- Origin: Boston, Massachusetts, U.S.
- Genres: Electro funk, freestyle, old school hip hop
- Years active: 1982–1984; 2006–present
- Labels: Tommy Boy/Warner Bros. Records

= Planet Patrol =

American electro group

Planet Patrol is an American electro group originating in the 1980s. The members were Arthur Baker, John Robie, and a quintet of vocalists led by Herbert J. Jackson (lead singer), Joseph Lites, Rodney Butler, Michael Anthony Jones, and Melvin B. Franklin (not to be confused with Melvin Franklin of The Temptations). The group only produced a single album, the self-titled Planet Patrol in 1983, which peaked at #64 on the Billboard R&B Albums chart.
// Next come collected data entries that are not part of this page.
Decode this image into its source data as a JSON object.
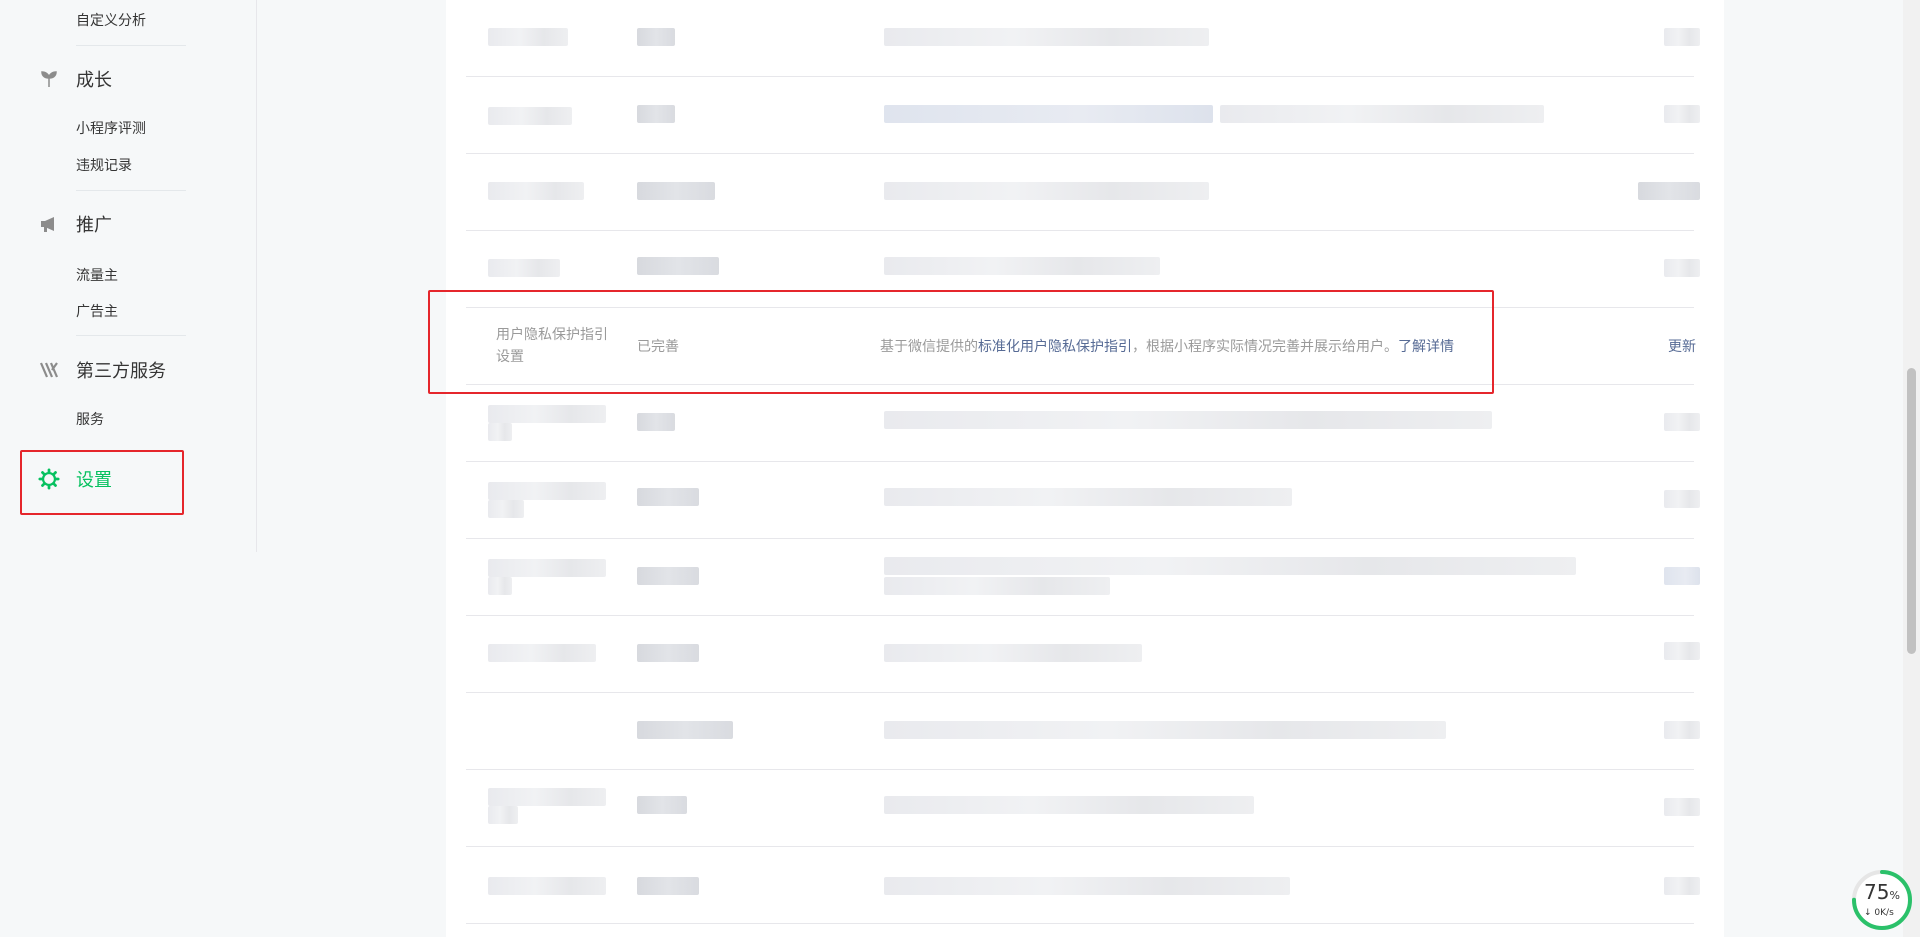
{
  "sidebar": {
    "top_item": "自定义分析",
    "growth": {
      "title": "成长",
      "items": [
        "小程序评测",
        "违规记录"
      ]
    },
    "promotion": {
      "title": "推广",
      "items": [
        "流量主",
        "广告主"
      ]
    },
    "third_party": {
      "title": "第三方服务",
      "items": [
        "服务"
      ]
    },
    "settings": {
      "title": "设置"
    }
  },
  "colors": {
    "accent": "#07c160",
    "link": "#576b95",
    "highlight": "#e5262c"
  },
  "privacy_row": {
    "label": "用户隐私保护指引设置",
    "status": "已完善",
    "desc_prefix": "基于微信提供的",
    "desc_link": "标准化用户隐私保护指引",
    "desc_middle": "，根据小程序实际情况完善并展示给用户。",
    "desc_more": "了解详情",
    "action": "更新"
  },
  "speed_widget": {
    "percent": "75",
    "percent_sign": "%",
    "rate": "0K/s"
  }
}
The group's most popular song, "Play at Your Own Risk", was created from tracks that did not make the final version of Afrika Bambaataa's seminal "Planet Rock".

==Discography==
===Albums===

| Year | Album | Label | US R&B |
|---|---|---|---|
| 1983 | Planet Patrol | Tommy Boy/Warner Bros. Records | 64 |

===Singles===

| Year | Single | Peak chart positions |  |  |
| US Dance | US R&B | UK |
| 1982 | "Play at Your Own Risk" | 10 | 21 | ― |
| 1983 | "I Didn't Know I Loved You (Till I Saw You Rock and Roll)" | ― | 62 | ― |
| "Cheap Thrills" | 56 | 30 | 64 |
| 1984 | "It Wouldn't Have Made Any Difference" | ― | ― | ― |
| "Danger Zone" | ― | ― | ― |
"—" denotes releases that did not chart or were not released in that territory.